Chinese authorities detained a prominent human rights lawyer on Friday, people familiar with the case said, just hours after he provided journalists with a letter calling for constitutional reform.
Around a dozen people, including a SWAT team, seized Yu Wensheng (pictured) as he left his Beijing apartment to walk his child to school, two sources told AFP.
Local police said they were unaware of his detention.
Mr. Wensheng has been a persistent voice for reform in China, despite the country’s sweeping and increasingly severe crackdown on civil society under President Xi Jinping, which has led to the jailing of numerous human rights litigators.
Just hours before Mr. Wensheng’s detention, he had circulated an open letter calling for five reforms to China’s constitution, including the institution of multi-candidate presidential elections.
“Designating the nation’s president, as head of state, through a single party election has no meaning as an election,” he wrote.
“It has no power to win confidence from the nation, civil society, or the world’s various countries.”
The issue has always been a sensitive one in China, but has become even more so in recent years, as Mr. Jinping’s rise to the position of the country’s most powerful leader in a generation has been accompanied by stern warnings against questioning his position as the Communist Party’s “core”.
Mr. Wensheng has defended prominent civil rights lawyers targeted by the government and people detained for supporting Hong Kong’s pro-democracy movement.
Mr. Wensheng has said that in 2014 authorities imprisoned and tortured him for 99 days for allegedly “disturbing public order”.

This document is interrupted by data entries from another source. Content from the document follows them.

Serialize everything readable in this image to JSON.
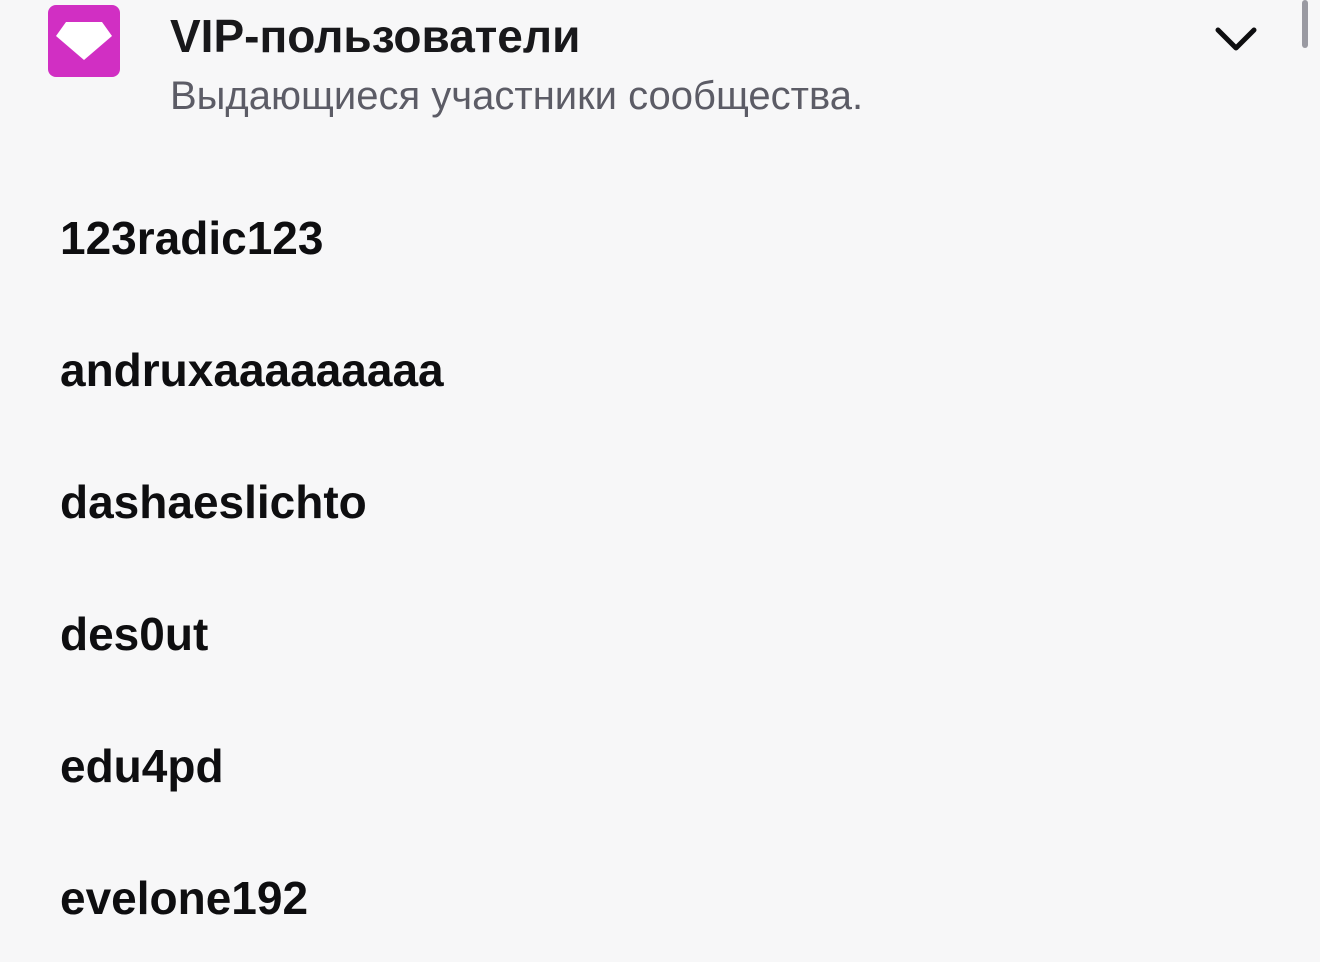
{
  "section": {
    "title": "VIP-пользователи",
    "subtitle": "Выдающиеся участники сообщества.",
    "icon": "vip-diamond-icon",
    "icon_bg_color": "#d12fc3",
    "expand_icon": "chevron-down-icon"
  },
  "users": [
    {
      "name": "123radic123"
    },
    {
      "name": "andruxaaaaaaaaa"
    },
    {
      "name": "dashaeslichto"
    },
    {
      "name": "des0ut"
    },
    {
      "name": "edu4pd"
    },
    {
      "name": "evelone192"
    }
  ],
  "colors": {
    "background": "#f7f7f8",
    "title_text": "#18181b",
    "subtitle_text": "#5c5c66",
    "username_text": "#0e0e10",
    "scrollbar": "#9a9aa2"
  }
}
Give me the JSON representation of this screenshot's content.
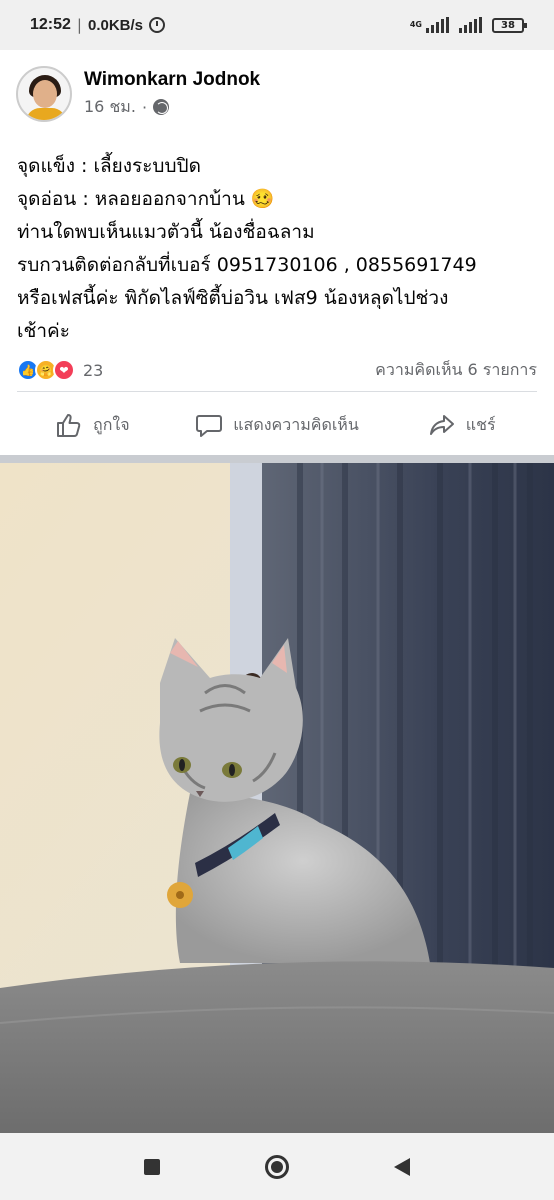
{
  "status_bar": {
    "time": "12:52",
    "speed": "0.0KB/s",
    "network": "4G",
    "battery": "38"
  },
  "post": {
    "author": "Wimonkarn Jodnok",
    "time": "16 ชม.",
    "dot": "·",
    "lines": [
      "จุดแข็ง : เลี้ยงระบบปิด",
      "จุดอ่อน : หลอยออกจากบ้าน 🥴",
      "ท่านใดพบเห็นแมวตัวนี้ น้องชื่อฉลาม",
      "รบกวนติดต่อกลับที่เบอร์ 0951730106 , 0855691749",
      "หรือเฟสนี้ค่ะ พิกัดไลฟ์ซิตี้บ่อวิน เฟส9 น้องหลุดไปช่วง",
      "เช้าค่ะ"
    ],
    "reaction_count": "23",
    "comment_count": "ความคิดเห็น 6 รายการ"
  },
  "actions": {
    "like": "ถูกใจ",
    "comment": "แสดงความคิดเห็น",
    "share": "แชร์"
  },
  "colors": {
    "facebook_blue": "#1877f2",
    "secondary_text": "#65676b"
  }
}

He is perhaps best known for being one of six lawyers who attempted to sue the Chinese government over the country’s chronic smog.
At the time, he scoffed at concerns that he might be detained for his actions, telling AFP last year: “If we do things according to the law and still get detained… it will be just the thing to show people the true nature of our so-called ‘rule of law’.”
During the Communist Party congress in October, during which Mr. Jinping further consolidated power, Mr. Wensheng penned an open letter to delegates saying “China has no freedom, no democracy, no equality, no rule of law”.
China’s grip on dissidents and opposition voices is one of the toughest in the world. Control over the internet is also imperative to the government as outside websites are blocked and hundreds of policeman manually check social media sites for possible protests.
Mr. Wensheng said he was later interrogated by police for three hours.
He was recently suspended from practice and his application for starting a new law firm was also rejected, according to human rights organization Amnesty International.
“It’s likely retaliation against him for talking to media,” the group’s China researcher Patrick Poon told AFP.
“I’m worried he might be charged with a serious offense like ‘inciting subversion of state power’ for his words.”
In December, China imprisoned activist Wu Gan for eight years on the charge in what many experts considered an unusually severe punishment.
Mr. Jinping has increasingly stifled civil society since taking office in 2012, targeting everyone from activists to human rights lawyers and teachers to celebrity gossip bloggers.
More than 200 Chinese human rights lawyers and activists were detained or questioned in a police sweep in 2015 that rights groups called “unprecedented”.
Last year, democracy activist and Nobel peace prize laureate Liu Xiaobo died of liver cancer while still in custody as authorities rejected his request to seek treatment abroad.
A veteran of the 1989 Tiananmen Square protests, Liu was sentenced to 11 years in jail in 2009 for “subversion” after pushing for democratic reforms.